# Problème de Boot Menu Avec Un PowerMac G4



## imthebestcool (14 Avril 2012)

Bonjour!
j'ai un PowerMac G4 QuickSilver 2002, 1,5Go Ram, 3X40Gb HDD, 933MHz. Je vous explique, Lorsque mon Mac Démarre j'entend le Chime (Le Bip d'un Mac) et j'appuis sur la touche Option pour tomber dans le boot menu. Il détecte les disque mais des que mon disque dur avec Léopard d'installer apparais je ne peux plus bouger ma souris et plus rien ne fonctionne. Je ne peux pas changer je boot avec le clavier car tout semble figer. Je ne sais pas comment faire car j'ai vraiment besoin du boot menu pour démarrer sur un disque dur interne qui ne figure pas dans le menu démarrer une fois sous leopard mais qui figure sur le boot menu avant le lag. 

Merci !


----------



## lappartien (14 Avril 2012)

en général j'suis pas chiant. Un peu con mais pas chiant.
Là, j'ai rien compris, sans compter les fautes de syntaxe etd'orthografffesss.


----------



## imthebestcool (14 Avril 2012)

J'ai un PowerMac G4, Et lorsque je le démarre en tenant la touche ''Option'' enfoncé j'arrive dans le boot menu (En démarrant avec la touche ''Option'' enfoncé) ou je peux choisir sur qu'elle disque dur démarrer mon ordinateur. Mais lorsque je tombe sur ce menu mon PowerMac gèle et je ne peux plus rien faire. Comment faire pour que le boot menu (En démarrant avec la touche ''Option'' enfoncé) ne gèle plus.

Merci 

P.S. Désoler pour tout a l'heure.


----------



## lappartien (15 Avril 2012)

là c'est plus clair.
1/ t'as plusieurs systems ou plusieurs disques durs. ?
2/ comme t'as léopard donc X installé sur un DD, as-tu essayé de redémarré touche X enfoncée?
3/ certains font un redémarrage en mode single aussi pour nettoyer un peu et redémarrent ensuite normalement sans touche enfoncée.(perso jamais essayé)

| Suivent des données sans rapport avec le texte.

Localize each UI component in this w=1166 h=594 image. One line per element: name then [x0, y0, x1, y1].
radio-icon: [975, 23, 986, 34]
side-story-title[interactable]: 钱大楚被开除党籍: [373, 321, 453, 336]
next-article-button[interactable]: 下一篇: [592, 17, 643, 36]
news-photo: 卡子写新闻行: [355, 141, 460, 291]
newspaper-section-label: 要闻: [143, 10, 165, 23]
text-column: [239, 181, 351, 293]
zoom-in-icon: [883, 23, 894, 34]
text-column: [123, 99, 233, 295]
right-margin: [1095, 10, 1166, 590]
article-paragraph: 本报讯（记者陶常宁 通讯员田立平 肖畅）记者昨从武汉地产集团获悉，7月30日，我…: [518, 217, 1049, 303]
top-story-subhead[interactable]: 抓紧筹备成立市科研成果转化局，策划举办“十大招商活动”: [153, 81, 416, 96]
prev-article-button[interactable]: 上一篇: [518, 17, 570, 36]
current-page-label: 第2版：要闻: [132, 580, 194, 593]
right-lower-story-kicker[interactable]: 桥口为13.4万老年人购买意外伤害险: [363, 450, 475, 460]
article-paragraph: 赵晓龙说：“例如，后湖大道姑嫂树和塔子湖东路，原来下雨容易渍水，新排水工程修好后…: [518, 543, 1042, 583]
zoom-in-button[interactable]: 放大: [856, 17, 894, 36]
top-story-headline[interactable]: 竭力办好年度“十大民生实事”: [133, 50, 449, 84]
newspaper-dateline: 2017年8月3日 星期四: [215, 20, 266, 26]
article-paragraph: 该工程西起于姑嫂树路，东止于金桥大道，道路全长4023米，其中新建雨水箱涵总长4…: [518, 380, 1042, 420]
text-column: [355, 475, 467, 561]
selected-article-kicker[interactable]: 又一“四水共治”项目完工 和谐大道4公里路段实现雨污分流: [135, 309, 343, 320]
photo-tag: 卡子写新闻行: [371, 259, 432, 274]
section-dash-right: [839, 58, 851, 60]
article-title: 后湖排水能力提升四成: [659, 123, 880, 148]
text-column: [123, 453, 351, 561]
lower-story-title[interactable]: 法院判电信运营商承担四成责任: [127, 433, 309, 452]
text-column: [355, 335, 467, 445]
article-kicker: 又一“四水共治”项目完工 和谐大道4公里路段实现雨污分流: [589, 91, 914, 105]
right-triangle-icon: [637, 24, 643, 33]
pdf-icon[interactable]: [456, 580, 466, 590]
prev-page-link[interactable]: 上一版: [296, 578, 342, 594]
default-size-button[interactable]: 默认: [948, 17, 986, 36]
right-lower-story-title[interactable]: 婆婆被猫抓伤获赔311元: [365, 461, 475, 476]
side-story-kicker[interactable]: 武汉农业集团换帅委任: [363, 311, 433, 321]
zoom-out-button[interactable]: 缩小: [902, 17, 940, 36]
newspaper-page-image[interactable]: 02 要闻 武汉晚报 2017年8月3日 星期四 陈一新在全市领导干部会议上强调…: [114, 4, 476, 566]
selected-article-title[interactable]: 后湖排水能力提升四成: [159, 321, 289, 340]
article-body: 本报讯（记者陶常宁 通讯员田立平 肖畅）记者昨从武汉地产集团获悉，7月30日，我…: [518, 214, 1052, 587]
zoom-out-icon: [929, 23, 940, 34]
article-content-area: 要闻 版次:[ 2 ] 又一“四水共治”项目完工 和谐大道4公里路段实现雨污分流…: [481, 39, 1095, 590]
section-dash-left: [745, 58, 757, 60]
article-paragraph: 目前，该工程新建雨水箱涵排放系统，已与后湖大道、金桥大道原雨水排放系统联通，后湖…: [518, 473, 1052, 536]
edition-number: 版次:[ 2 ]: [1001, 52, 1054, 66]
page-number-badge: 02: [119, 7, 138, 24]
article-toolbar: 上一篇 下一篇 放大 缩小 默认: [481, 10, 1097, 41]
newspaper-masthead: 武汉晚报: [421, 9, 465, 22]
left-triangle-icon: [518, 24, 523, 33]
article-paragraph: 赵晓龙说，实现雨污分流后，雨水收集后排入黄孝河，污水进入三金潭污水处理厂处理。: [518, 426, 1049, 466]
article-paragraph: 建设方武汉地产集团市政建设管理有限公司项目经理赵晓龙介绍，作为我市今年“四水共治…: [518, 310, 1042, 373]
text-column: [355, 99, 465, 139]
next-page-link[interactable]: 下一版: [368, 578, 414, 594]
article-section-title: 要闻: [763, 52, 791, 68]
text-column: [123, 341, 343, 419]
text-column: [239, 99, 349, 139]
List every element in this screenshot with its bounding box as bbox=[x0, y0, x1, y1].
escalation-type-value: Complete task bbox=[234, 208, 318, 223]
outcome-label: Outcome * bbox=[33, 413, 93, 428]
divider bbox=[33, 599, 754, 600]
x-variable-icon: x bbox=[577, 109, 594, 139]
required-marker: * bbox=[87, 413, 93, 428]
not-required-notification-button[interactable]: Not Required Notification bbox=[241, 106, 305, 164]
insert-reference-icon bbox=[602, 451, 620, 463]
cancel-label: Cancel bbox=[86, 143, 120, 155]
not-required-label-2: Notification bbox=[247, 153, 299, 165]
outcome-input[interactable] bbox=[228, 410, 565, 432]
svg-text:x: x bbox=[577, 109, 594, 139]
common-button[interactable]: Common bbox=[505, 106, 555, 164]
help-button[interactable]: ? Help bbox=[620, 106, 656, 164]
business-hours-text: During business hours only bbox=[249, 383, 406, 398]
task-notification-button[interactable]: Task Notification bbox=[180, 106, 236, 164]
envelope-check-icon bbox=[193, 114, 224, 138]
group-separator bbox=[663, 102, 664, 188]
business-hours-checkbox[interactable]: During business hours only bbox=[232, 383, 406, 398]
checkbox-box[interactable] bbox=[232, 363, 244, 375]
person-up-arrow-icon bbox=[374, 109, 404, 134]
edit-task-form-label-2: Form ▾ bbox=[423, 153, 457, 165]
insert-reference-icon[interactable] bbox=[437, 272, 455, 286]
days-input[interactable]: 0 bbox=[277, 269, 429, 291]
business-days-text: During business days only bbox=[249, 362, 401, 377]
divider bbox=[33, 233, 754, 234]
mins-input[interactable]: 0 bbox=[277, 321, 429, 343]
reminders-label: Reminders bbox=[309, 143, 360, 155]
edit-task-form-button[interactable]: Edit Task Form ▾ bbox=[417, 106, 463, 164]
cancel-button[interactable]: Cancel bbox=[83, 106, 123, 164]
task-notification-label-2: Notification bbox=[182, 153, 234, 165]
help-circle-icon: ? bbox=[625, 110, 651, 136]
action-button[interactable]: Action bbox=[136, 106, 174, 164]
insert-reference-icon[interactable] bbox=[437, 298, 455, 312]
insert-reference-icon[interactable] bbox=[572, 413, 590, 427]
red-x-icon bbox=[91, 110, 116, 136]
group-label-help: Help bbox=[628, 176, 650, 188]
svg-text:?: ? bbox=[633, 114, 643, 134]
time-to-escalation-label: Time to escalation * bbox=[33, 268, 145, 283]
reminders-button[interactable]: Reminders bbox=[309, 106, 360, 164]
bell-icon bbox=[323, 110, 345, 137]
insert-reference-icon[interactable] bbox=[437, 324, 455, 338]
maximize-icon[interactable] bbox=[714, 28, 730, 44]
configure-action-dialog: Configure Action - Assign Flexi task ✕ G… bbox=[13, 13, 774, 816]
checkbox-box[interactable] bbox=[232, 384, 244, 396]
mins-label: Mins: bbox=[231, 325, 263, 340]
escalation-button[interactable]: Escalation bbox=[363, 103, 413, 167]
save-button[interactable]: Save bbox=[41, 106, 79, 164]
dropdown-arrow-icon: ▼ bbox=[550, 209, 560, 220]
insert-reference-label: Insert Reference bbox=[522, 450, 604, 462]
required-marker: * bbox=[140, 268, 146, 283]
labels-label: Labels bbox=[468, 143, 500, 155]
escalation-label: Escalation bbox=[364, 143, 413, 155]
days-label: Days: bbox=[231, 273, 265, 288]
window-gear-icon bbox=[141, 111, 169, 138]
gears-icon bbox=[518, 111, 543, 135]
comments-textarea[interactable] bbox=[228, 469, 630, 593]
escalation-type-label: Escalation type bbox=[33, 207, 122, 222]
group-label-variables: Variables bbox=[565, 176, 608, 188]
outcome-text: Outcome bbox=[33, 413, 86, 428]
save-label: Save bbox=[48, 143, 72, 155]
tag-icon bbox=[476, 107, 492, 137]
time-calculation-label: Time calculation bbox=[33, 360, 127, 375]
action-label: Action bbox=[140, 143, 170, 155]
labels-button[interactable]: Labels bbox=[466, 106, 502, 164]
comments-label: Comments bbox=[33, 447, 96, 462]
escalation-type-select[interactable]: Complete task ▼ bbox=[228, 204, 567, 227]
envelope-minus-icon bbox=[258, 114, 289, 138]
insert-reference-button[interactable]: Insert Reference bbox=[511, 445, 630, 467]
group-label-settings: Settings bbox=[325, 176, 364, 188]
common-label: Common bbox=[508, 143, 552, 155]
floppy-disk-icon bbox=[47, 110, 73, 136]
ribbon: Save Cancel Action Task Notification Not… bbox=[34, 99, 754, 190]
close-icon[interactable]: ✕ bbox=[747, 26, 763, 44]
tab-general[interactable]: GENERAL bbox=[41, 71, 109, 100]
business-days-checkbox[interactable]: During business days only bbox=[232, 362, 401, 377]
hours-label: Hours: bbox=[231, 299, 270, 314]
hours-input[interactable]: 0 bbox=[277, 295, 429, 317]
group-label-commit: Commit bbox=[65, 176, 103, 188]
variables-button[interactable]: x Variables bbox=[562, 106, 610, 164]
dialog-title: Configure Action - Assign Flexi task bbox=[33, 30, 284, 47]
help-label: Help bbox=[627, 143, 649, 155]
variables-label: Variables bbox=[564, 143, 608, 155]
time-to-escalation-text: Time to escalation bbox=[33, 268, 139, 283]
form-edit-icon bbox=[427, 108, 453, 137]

essaie déjà la 2 .puis si ça marche pas réessaie en
 débranchant avant ton DD externe  puisque ton léopard est sur l'interne si j'ai compris.

à toi

---------- Nouveau message ajouté à 06h25 ---------- Le message précédent a été envoyé à 06h13 ----------

question con à la relecture du post:
quand tu démarres normalement il se passe quoi?
ça marche?


----------